"This is a good friar, belike!"

Playwright Mike Nichols answers questions about his new radio play, The Gospel of Friar Tuck, which Pigeon Creek will perform in two episodes released in May and June.


Where does your interest in the Robin Hood legends come from?

I've loved the story of Robin Hood ever since I can remember. I grew up reading Robin Hood books (Michael Bishop’s book was my favorite as a kid), watching Robin Hood movies, and playing Robin Hood with my friends in the park near our house. This script is also not the first Robin Hood story I’ve produced. When I was 7, I took all my markers and drew my first Robin Hood story, coloring a picture book for my grandma (The page where I drew a poor peasant in a dungeon filled with cobras makes no sense, but it’s effectively scary). To me, Robin Hood was just a fun tale about heroic characters with swords and bows, running around the woods, fighting bad guys, and being nice to poor people. That was a pretty appealing story to me as a kid.


As I got older, I started to appreciate the more mature approach the story took to complex issues like greed, justice, and vigilantism. Robin Hood’s heroism is nuanced, but in a relatable way. Like in real life, solving social injustice - especially when it comes to wealth inequality - is actually pretty tricky, and along the way, the lines between right and wrong can feel so blurred, you start to wonder which side of it you’ve actually progressed. “Law is not justice.” Though most people would call Robin Hood a good-hearted outlaw, not many feel comfortable following his path of breaking the law to build a better world. Context is everything, of course (We’re not living under feudalism, after all. We have a fair and unexploitable court system that always deals justice . . . right?), but there’s a question at the core of the Robin Hood legend that everyone seems to answer differently: What does justice cost? And trying to find your answer to that question is a very interesting journey.

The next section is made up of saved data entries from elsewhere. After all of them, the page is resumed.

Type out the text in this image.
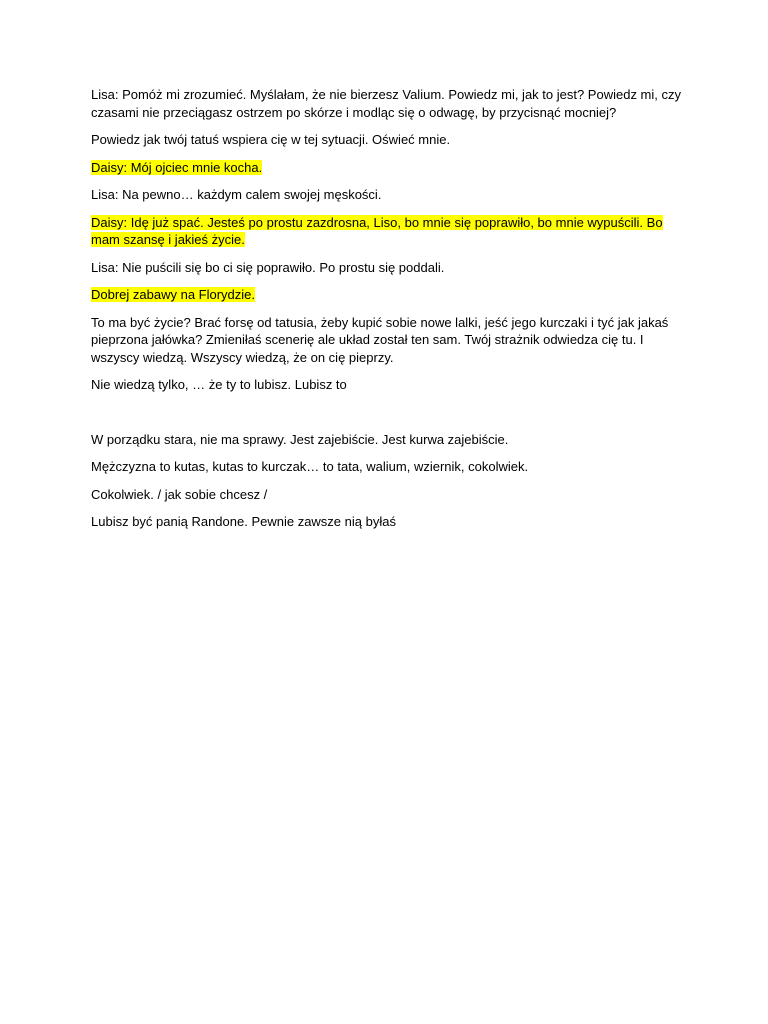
Lisa: Pomóż mi zrozumieć. Myślałam, że nie bierzesz Valium. Powiedz mi, jak to jest? Powiedz mi, czy czasami nie przeciągasz ostrzem po skórze i modląc się o odwagę, by przycisnąć mocniej?

Powiedz jak twój tatuś wspiera cię w tej sytuacji. Oświeć mnie.

Daisy: Mój ojciec mnie kocha.

Lisa: Na pewno… każdym calem swojej męskości.

Daisy: Idę już spać. Jesteś po prostu zazdrosna, Liso, bo mnie się poprawiło, bo mnie wypuścili. Bo mam szansę i jakieś życie.

Lisa: Nie puścili się bo ci się poprawiło. Po prostu się poddali.

Dobrej zabawy na Florydzie.

To ma być życie? Brać forsę od tatusia, żeby kupić sobie nowe lalki, jeść jego kurczaki i tyć jak jakaś pieprzona jałówka? Zmieniłaś scenerię ale układ został ten sam. Twój strażnik odwiedza cię tu. I wszyscy wiedzą. Wszyscy wiedzą, że on cię pieprzy.

Nie wiedzą tylko, … że ty to lubisz. Lubisz to

W porządku stara, nie ma sprawy. Jest zajebiście. Jest kurwa zajebiście.

Mężczyzna to kutas, kutas to kurczak… to tata, walium, wziernik, cokolwiek.

Cokolwiek. / jak sobie chcesz /

Lubisz być panią Randone. Pewnie zawsze nią byłaś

What research did you do while you were writing the script?


In some ways, I’ve been researching this script most of my life. I’ve been soaking in Robin Hood mythology through books, movies, and television ever since I was a little kid. By the time I was asked to write this script, I’d already watched pretty much every English-speaking film about Robin Hood I can think of, as well as consumed piles of Robin Hood books (fiction and nonfiction). Some of my favorites books are Stephen Lawhead’s “King Raven Trilogy,” Angus Donald’s “Outlaw Chronicles,” and Nathan Makaryk’s “Nottingham” (I named a character “Nathan Angus” as a tribute to Donald and Makaryk, who were both very kind to me while I was working on “The Gospel of Friar Tuck,” with Makaryk even giving feedback on the first drafts).


For this particular script, I created an adaptation of three popular Robin Hood ballads: Child Ballad number 123 - “Robin Hood and the Curtal Friar,” Child Ballad 138 - “Robin Hood and Allen a Dale,” and Child Ballad 150 - “Robin Hood and Maid Marian.” I went back and reread those, as well as reread related Friar Tuck chapters in Howard Pyle’s classic “The Merry Adventures of Robin Hood” (1883), and Roger Lancelyn Green’s “The Adventures of Robin Hood” (1956). Additionally, I rewatched a number of Friar Tuck scenes from Robin Hood films/TV shows. I also Googled - er, I mean - did super scholarly research on the medieval era of the story. So, if you like Robin Hood, this stays pretty faithful, but maybe don’t go into this expecting it to be a history lesson.